Confusion Matrix#

This function evaluates the (multiclass[^1]) Confusion Matrix (CM) associated to a classifier output predictions. The CM is a metric that measures the misclassification rates between all the classes in the classification task.

Mathematical definition#

Mathematically, if the classification task has $N_c$ target classes, the CM is an $N_c \times N_c$ matrix whose entry $C_{i,j}$ is the number of predictions known to be in group $i$ and predicted to be in group $j$ . The matrix can then be normalized in different ways, obtaining rates of misclassifications instead of raw counts (more on that in normalization).

Implementation#

The function confusion_matrix in puma.utils.confusion_matrix computes the CM from two arrays of target and predicted labels. The basic usage is:

targets = np.array([2, 0, 2, 2, 0, 1])
predictions = np.array([0, 0, 2, 2, 0, 2])
confusion_matrix(targets, predictions)

Eventually, samples can be weighted by their relative importance by providing an array of weights $w_i \in [0,1]$ :

targets = np.array([2, 0, 2, 2, 0, 1])
predictions = np.array([0, 0, 2, 2, 0, 2])
weights = np.array([1, 0.5, 0.5, 1, 0.2, 1])
confusion_matrix(targets, predictions, sample_weights=weights)

Normalization#

There are four possible normalization choices, which can be selected through the normalize argument of the function: None to use raw counts; "rownorm" to normalize across the prediction class, i.e. such that the rows add to one (default); "colnorm" to normalize across the target class, i.e. such that the columns add to one; "all" to normalize across all examples, i.e. such that all matrix entries add to one. Defaults to "rownorm".

Example#

"""Produce the confusion matrix for a tagger output."""

from __future__ import annotations

import numpy as np

from puma.utils.confusion_matrix import confusion_matrix

# Sample size
N = 100

# Number of target classes
Nclass = 3

# Dummy target labels
targets = np.random.randint(0, Nclass, size=N)
# Making sure that there is at least one sample for each class
targets = np.append(targets, np.array(list(range(Nclass))))

# Dummy predicted labels
predictions = np.random.randint(0, Nclass, size=(N + Nclass))
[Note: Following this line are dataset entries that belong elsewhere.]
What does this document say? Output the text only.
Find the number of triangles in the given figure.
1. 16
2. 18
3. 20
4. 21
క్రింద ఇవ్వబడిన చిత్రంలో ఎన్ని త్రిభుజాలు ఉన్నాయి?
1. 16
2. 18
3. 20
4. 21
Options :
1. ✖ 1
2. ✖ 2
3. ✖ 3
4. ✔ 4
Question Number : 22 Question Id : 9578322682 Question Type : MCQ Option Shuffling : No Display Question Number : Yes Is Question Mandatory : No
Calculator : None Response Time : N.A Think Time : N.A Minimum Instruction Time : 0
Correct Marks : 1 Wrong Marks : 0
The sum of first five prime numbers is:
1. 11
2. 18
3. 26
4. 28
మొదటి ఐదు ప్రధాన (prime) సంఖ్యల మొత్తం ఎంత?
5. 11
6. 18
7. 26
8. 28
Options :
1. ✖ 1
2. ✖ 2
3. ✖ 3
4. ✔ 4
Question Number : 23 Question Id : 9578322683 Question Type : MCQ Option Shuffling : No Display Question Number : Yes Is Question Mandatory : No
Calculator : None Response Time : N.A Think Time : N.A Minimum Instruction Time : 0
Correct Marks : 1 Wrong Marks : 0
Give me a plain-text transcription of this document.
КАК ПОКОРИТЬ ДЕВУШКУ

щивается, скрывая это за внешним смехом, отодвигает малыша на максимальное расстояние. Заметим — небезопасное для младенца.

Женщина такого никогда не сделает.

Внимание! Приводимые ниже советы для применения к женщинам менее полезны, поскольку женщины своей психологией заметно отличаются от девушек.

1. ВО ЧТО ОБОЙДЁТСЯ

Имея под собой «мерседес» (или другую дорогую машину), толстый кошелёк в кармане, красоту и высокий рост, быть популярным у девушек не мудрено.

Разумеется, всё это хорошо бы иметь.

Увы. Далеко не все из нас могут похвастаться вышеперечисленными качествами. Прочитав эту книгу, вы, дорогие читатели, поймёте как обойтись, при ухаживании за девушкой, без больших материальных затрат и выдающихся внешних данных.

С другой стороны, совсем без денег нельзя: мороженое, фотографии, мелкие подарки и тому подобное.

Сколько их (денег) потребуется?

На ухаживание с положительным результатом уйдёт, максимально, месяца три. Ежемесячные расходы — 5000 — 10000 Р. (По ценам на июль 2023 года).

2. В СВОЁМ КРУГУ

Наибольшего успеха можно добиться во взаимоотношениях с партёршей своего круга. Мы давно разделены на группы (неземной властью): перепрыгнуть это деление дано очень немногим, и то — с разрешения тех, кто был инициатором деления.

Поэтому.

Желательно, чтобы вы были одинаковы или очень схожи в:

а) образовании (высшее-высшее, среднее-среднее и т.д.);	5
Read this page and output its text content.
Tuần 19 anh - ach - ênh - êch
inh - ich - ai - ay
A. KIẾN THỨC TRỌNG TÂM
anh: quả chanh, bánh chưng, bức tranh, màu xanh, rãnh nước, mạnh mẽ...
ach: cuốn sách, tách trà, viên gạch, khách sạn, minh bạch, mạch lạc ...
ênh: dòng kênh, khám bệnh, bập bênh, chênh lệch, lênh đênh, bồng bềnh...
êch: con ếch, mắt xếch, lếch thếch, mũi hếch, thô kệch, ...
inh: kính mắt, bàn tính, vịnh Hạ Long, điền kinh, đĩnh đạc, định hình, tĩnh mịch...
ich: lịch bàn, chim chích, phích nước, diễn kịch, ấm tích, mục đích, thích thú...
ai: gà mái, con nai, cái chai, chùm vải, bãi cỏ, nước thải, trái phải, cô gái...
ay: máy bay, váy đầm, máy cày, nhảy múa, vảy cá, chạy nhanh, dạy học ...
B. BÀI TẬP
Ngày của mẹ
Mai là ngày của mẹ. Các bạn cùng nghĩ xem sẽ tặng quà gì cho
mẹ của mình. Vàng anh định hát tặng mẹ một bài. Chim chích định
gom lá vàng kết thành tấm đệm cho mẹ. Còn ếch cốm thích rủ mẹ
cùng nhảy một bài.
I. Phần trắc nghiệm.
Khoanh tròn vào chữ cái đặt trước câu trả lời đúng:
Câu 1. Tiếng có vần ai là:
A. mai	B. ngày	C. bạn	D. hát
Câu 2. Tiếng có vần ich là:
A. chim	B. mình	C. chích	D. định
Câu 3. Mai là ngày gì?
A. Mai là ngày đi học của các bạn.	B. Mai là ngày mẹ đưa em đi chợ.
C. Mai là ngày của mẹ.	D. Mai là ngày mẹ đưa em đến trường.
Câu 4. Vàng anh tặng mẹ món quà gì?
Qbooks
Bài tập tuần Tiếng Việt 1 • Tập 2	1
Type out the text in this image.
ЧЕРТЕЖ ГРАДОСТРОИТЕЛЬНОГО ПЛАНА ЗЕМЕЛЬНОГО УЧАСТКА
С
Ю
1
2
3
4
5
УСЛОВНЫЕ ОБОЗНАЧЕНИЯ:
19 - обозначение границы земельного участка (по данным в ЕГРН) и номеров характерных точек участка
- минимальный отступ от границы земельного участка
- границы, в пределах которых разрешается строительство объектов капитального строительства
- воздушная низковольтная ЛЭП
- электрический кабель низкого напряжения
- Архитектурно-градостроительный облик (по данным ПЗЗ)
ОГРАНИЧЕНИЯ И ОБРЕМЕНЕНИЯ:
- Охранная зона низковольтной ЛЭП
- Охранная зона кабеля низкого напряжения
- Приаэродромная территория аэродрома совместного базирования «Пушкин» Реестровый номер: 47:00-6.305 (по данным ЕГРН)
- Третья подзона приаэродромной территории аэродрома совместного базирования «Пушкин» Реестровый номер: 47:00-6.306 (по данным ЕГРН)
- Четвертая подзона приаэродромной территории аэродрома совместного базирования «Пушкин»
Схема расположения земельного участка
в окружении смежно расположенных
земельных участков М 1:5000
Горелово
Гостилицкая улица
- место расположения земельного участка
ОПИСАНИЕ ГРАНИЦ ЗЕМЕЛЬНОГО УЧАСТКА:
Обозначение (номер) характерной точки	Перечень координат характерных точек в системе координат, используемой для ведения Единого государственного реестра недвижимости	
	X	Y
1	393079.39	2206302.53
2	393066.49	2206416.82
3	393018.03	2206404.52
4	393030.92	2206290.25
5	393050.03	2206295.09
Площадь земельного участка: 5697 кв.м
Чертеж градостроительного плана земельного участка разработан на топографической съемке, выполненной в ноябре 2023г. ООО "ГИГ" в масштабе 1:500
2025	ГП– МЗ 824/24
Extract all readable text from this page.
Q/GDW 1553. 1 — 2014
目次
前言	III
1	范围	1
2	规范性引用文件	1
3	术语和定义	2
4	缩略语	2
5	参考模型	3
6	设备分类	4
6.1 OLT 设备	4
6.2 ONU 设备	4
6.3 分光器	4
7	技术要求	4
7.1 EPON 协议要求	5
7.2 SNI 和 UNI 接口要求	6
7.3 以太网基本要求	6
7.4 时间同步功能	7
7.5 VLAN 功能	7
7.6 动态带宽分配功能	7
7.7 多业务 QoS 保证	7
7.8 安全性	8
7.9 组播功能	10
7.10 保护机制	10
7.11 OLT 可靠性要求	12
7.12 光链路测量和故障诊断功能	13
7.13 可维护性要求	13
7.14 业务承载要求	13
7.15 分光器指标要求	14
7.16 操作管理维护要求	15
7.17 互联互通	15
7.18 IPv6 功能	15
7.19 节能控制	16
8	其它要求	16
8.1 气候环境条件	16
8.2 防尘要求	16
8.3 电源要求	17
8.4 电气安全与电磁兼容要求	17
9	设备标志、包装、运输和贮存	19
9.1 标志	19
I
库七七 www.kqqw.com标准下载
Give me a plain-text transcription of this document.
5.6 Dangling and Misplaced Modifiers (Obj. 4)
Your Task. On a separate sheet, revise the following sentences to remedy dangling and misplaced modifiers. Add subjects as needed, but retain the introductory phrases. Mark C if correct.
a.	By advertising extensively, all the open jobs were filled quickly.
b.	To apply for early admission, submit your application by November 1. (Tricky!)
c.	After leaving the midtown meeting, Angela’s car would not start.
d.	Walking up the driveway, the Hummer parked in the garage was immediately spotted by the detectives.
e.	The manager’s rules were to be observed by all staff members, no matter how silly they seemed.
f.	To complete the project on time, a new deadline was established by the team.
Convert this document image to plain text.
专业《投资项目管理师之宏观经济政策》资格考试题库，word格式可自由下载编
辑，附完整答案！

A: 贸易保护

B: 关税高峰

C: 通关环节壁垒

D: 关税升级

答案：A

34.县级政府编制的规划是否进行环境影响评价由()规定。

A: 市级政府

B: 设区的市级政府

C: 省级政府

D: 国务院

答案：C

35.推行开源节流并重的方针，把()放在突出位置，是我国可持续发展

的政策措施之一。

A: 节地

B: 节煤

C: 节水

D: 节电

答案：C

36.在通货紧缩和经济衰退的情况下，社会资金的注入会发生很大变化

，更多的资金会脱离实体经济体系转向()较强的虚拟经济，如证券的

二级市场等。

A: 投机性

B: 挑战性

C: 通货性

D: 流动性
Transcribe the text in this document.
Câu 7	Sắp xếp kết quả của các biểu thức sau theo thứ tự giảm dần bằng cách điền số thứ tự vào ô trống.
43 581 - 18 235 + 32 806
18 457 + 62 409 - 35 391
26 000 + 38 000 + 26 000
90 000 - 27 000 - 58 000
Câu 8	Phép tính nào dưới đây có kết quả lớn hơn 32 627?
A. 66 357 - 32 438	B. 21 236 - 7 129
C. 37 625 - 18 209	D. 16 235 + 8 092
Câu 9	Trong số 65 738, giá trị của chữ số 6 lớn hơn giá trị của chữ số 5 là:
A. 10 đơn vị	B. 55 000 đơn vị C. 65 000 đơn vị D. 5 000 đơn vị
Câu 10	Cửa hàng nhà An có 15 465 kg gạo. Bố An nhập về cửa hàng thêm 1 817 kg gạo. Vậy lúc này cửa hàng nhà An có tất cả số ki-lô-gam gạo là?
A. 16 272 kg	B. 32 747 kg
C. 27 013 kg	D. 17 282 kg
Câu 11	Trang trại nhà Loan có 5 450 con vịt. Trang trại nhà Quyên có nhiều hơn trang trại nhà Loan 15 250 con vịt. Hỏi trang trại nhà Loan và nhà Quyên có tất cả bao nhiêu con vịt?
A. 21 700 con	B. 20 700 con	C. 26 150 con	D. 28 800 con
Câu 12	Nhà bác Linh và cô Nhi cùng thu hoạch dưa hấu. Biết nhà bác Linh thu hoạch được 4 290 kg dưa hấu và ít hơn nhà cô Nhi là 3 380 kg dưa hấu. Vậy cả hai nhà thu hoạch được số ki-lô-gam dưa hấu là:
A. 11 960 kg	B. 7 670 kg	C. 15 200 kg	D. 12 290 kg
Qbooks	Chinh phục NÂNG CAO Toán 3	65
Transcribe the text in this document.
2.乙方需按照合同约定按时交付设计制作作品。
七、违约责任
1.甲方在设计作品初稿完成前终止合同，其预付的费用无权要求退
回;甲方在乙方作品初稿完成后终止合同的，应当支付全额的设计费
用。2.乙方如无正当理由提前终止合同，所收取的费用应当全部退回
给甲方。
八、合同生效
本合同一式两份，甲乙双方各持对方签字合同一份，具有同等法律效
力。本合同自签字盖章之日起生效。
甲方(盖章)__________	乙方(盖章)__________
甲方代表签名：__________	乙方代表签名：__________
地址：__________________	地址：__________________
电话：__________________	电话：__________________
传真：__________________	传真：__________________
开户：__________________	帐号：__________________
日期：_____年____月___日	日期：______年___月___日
# Confusion matrix examples:

# Unweighted confusion matrix, normalized on all entries
unweighted_cm = confusion_matrix(targets, predictions, normalize="all")
print("Unweighted, normalized on all entries, CM:")
print(unweighted_cm)
print(" ")

# Unweighted confusion matrix, normalized on true labels
unweighted_cm = confusion_matrix(targets, predictions, normalize="rownorm")
print("Unweighted, normalized true labels (rownorm), CM:")
print(unweighted_cm)
print(" ")

# Unweighted confusion matrix, with raw counts (non-normalized)
unweighted_cm = confusion_matrix(targets, predictions, normalize=None)
print("Unweighted, non-normalized, CM:")
print(unweighted_cm)
print(" ")

# Weighted Confusion Matrix
# Dummy sample weights
sample_weights = np.random.rand(N + Nclass)

weighted_cm = confusion_matrix(targets, predictions, sample_weights=sample_weights)
print("Weighted CM:")
print(weighted_cm)

[^1] In a multiclass task, each sample belongs to one and only class (the true label, or target label).